Essentially dishonest, but still very crafty.

First of all, the Confederate statue angle of the alt-right demonstration was a sidelight.  I mean, what were they chanting, after all?  “Protect the Confederate statues?” 

Nope.  It was “Jews will not replace us.”  Not exactly a Confederate war cry, was it?

The statues were an excuse.  This was a white power rally, pure and simple, for which there is no rational, 21st-century defense.

Secondly, this “erasing history” thing?  Complete BS.  I’ve said it before and I’ll say it again.  You can take the statue down but the history (of an event) is always there.  I mean, somehow we remember the history of events that never had statues in the first place, don’t we?

There is a difference between remembering history and celebrating it.  And there is no good reason to celebrate the darkest part of our nation’s history.

Not satisfied with the initial fallacies, the Nazi apologists started trying to get cute with the analogies.  Like this one:
Dudes, there is a difference between a tomb built by slaves thousands of years ago (on another continent) and a contemporary glorification of those who fought to preserve the right of white people to treat black people like cattle, barely more than a hundred years ago.  The two cases are not remotely similar, other than to a poorly educated mind.

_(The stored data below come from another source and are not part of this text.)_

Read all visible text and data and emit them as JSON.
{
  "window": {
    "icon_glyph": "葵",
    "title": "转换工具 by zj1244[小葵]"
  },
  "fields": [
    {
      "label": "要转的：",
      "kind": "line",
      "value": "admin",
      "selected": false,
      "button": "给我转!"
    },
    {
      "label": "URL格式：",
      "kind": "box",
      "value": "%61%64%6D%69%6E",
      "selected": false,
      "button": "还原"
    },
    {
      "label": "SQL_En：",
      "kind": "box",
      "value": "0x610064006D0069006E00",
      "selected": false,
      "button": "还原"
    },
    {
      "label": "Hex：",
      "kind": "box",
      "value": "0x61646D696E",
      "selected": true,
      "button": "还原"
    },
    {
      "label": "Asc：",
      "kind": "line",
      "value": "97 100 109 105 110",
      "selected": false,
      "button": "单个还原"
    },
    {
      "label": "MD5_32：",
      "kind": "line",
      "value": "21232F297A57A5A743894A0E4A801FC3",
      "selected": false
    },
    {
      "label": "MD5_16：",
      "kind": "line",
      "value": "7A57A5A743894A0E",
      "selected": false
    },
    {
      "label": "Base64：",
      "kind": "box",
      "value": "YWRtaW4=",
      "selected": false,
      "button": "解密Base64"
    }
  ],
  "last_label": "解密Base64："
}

The same goes for comparisons to the founding fathers.

No, there is no tearing down statues of Washington and Jefferson.  I hate to use the “product of their time” argument, but it applies.  It’s just the way things were in the mid-1700s.

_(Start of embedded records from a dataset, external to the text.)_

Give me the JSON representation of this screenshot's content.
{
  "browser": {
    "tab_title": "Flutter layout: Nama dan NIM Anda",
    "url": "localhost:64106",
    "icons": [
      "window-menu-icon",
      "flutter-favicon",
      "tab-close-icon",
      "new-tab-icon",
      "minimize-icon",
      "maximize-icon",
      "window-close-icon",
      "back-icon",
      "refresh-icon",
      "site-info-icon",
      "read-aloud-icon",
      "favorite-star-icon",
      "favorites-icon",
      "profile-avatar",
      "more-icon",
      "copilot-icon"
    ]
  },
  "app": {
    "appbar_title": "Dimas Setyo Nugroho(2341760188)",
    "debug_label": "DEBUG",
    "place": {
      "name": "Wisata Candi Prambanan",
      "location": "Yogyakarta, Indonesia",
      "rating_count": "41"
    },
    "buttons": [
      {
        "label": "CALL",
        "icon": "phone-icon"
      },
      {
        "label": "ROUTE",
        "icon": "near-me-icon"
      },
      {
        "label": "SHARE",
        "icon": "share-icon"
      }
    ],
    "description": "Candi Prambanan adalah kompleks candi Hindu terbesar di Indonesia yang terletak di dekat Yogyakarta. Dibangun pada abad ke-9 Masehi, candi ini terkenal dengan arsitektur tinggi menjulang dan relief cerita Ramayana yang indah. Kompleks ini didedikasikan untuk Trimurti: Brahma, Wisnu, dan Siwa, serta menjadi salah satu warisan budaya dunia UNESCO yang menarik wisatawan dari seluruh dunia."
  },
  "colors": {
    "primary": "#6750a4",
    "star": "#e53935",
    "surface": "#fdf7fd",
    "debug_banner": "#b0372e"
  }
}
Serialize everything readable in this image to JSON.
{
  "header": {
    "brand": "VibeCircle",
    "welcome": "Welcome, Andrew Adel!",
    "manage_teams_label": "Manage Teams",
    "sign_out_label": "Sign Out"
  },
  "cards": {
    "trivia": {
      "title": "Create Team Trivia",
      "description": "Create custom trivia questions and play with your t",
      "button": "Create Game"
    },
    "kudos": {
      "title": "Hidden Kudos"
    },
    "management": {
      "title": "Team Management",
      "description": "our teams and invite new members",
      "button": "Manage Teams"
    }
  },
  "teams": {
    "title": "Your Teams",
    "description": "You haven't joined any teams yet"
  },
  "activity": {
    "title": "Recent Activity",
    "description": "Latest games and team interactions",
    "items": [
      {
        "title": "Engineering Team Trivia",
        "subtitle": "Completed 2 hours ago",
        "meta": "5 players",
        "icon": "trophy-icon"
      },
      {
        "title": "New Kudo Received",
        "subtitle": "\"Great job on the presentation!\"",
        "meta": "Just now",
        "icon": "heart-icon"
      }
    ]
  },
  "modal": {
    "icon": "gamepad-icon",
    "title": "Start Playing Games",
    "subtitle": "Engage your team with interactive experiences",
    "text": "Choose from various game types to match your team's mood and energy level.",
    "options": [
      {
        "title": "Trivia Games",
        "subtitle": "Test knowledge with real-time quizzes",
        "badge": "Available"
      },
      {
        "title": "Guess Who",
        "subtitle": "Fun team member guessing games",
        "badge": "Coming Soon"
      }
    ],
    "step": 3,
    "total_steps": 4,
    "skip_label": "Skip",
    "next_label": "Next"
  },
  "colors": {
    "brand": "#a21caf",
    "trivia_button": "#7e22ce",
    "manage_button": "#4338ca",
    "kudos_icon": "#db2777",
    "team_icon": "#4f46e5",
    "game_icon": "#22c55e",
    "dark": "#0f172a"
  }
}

BUT, when large factions of the nation accepted that black people were “people” too and should not be owned, they did not trigger a secession from the Union and go to war in an effort to keep that ownership intact.  Granted, they were dead by then, but this is an exercise in logic and reason, not a literal representation.  But that’s why they shouldn’t be lumped together.

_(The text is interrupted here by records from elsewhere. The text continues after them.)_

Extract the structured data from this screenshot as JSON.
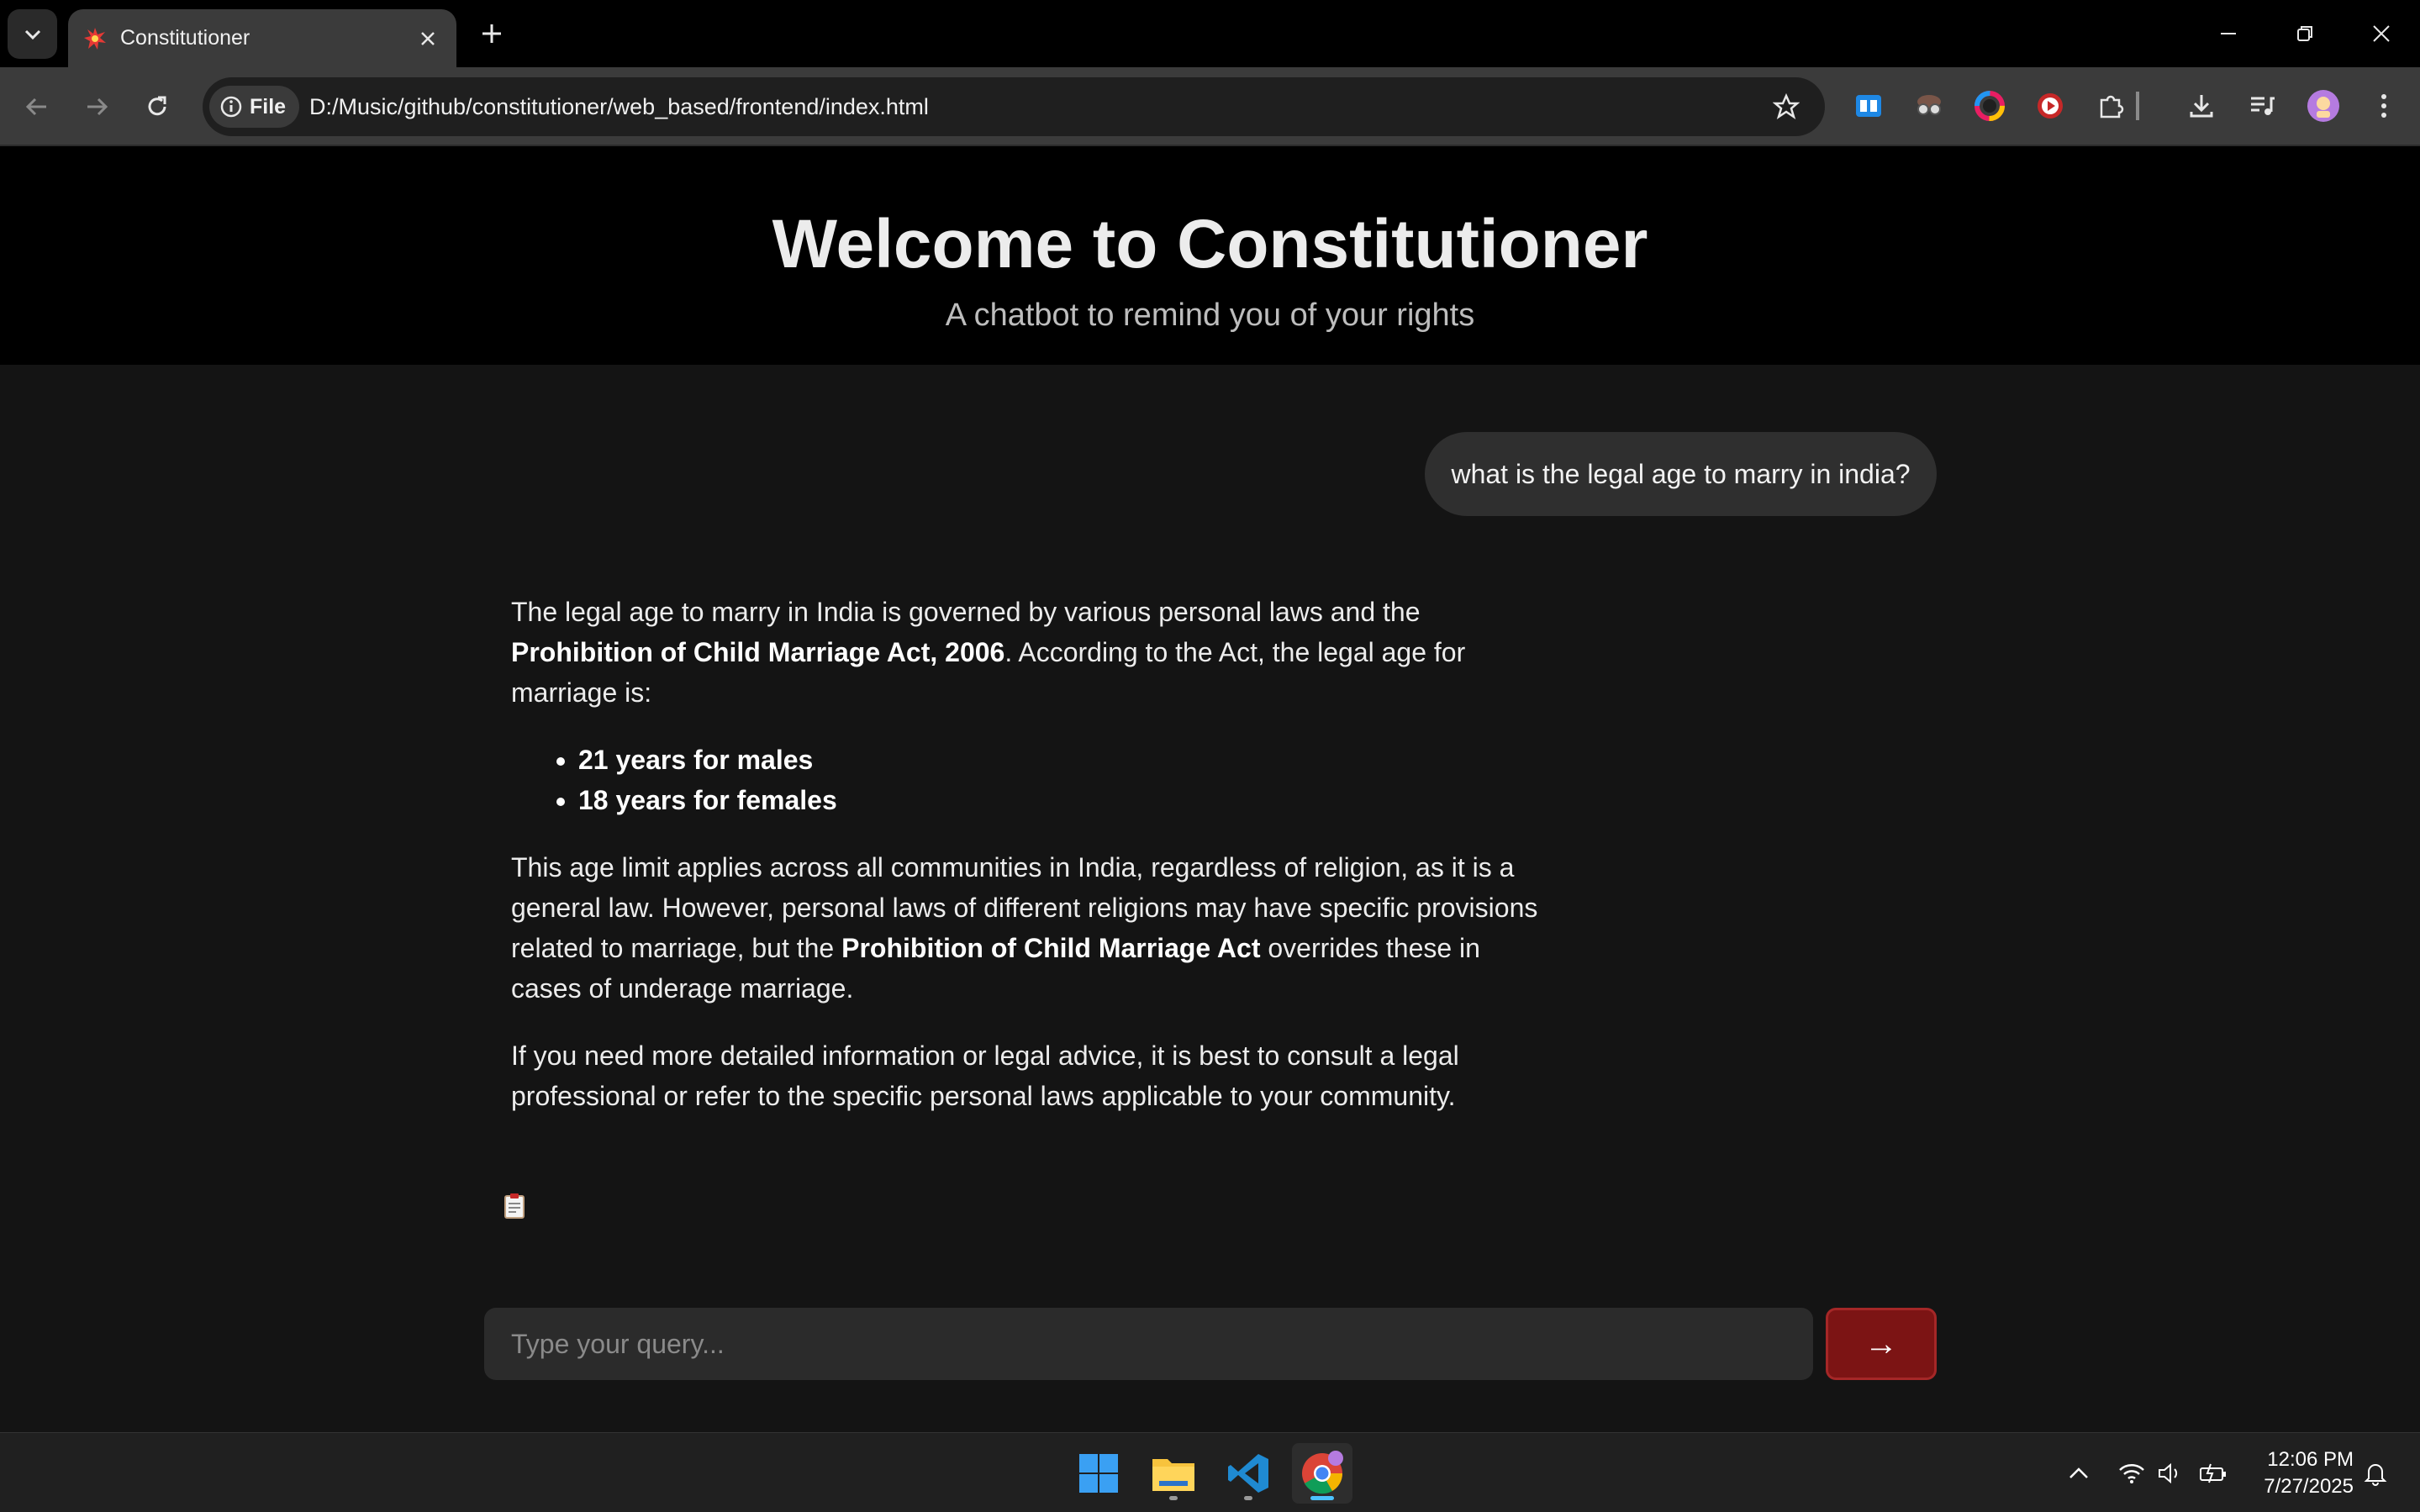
{
  "browser": {
    "tab": {
      "title": "Constitutioner",
      "favicon": "explosion-icon"
    },
    "omnibox": {
      "site_chip": "File",
      "url": "D:/Music/github/constitutioner/web_based/frontend/index.html"
    }
  },
  "header": {
    "title": "Welcome to Constitutioner",
    "subtitle": "A chatbot to remind you of your rights"
  },
  "chat": {
    "user_message": "what is the legal age to marry in india?",
    "bot_message": {
      "p1_a": "The legal age to marry in India is governed by various personal laws and the ",
      "p1_bold": "Prohibition of Child Marriage Act, 2006",
      "p1_b": ". According to the Act, the legal age for marriage is:",
      "list": [
        "21 years for males",
        "18 years for females"
      ],
      "p2_a": "This age limit applies across all communities in India, regardless of religion, as it is a general law. However, personal laws of different religions may have specific provisions related to marriage, but the ",
      "p2_bold": "Prohibition of Child Marriage Act",
      "p2_b": " overrides these in cases of underage marriage.",
      "p3": "If you need more detailed information or legal advice, it is best to consult a legal professional or refer to the specific personal laws applicable to your community."
    }
  },
  "input": {
    "placeholder": "Type your query...",
    "send_label": "→"
  },
  "taskbar": {
    "time": "12:06 PM",
    "date": "7/27/2025",
    "apps": [
      "start",
      "file-explorer",
      "vscode",
      "chrome"
    ]
  },
  "colors": {
    "send_button": "#7c1414",
    "page_bg": "#141414",
    "header_bg": "#000000"
  }
}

The founding fathers built a nation; the Confederates waged war to tear it down so they could continue to treat sentient people like property.  That’s why one set of statues need to come down and the other does not. 

The rest of these absurd comparison arguments should be torn down and warehoused right beside the statues.

Last week, as you may have heard, the city of Baltimore removed the four Confederate statues that stood within city limits.  They did it smart… they just went in overnight, unannounced, and took them down and stored them.

Two years ago, following that SC church mass murder, Baltimore’s then-mayor Stephanie Rawlings-Blake commissioned a study on that very action.  And in the year and a half since it came back, no one took any action.  I liked Mayor Stephanie but I wish she would have stepped up like our current mayor, Catherine Pugh, and just got it done. 

Both current and previous mayors are African-American, as is most of City Council.  I don’t know what the hell they were waiting for.  They were going to get grief from pissed off rednecks either way; might as well be sooner rather than later.

I’m not often proud of Baltimore but I am this week, at least until the next video of police planting evidence.

And I was heartened to see some other cities follow suit, though.  Maybe this thing has legs.  Sure, there will be protesting, but I think it’s more important to be on the right side of history.

And this side will be remembered without having to put up any more statues.

1 comment:

Mry Ann said...

Think, racism is built into our nation's framework. Sedition and treason are not. Sedition and treason on behalf of racism are despicable. White supremacy and nationalism are the dark underside of history.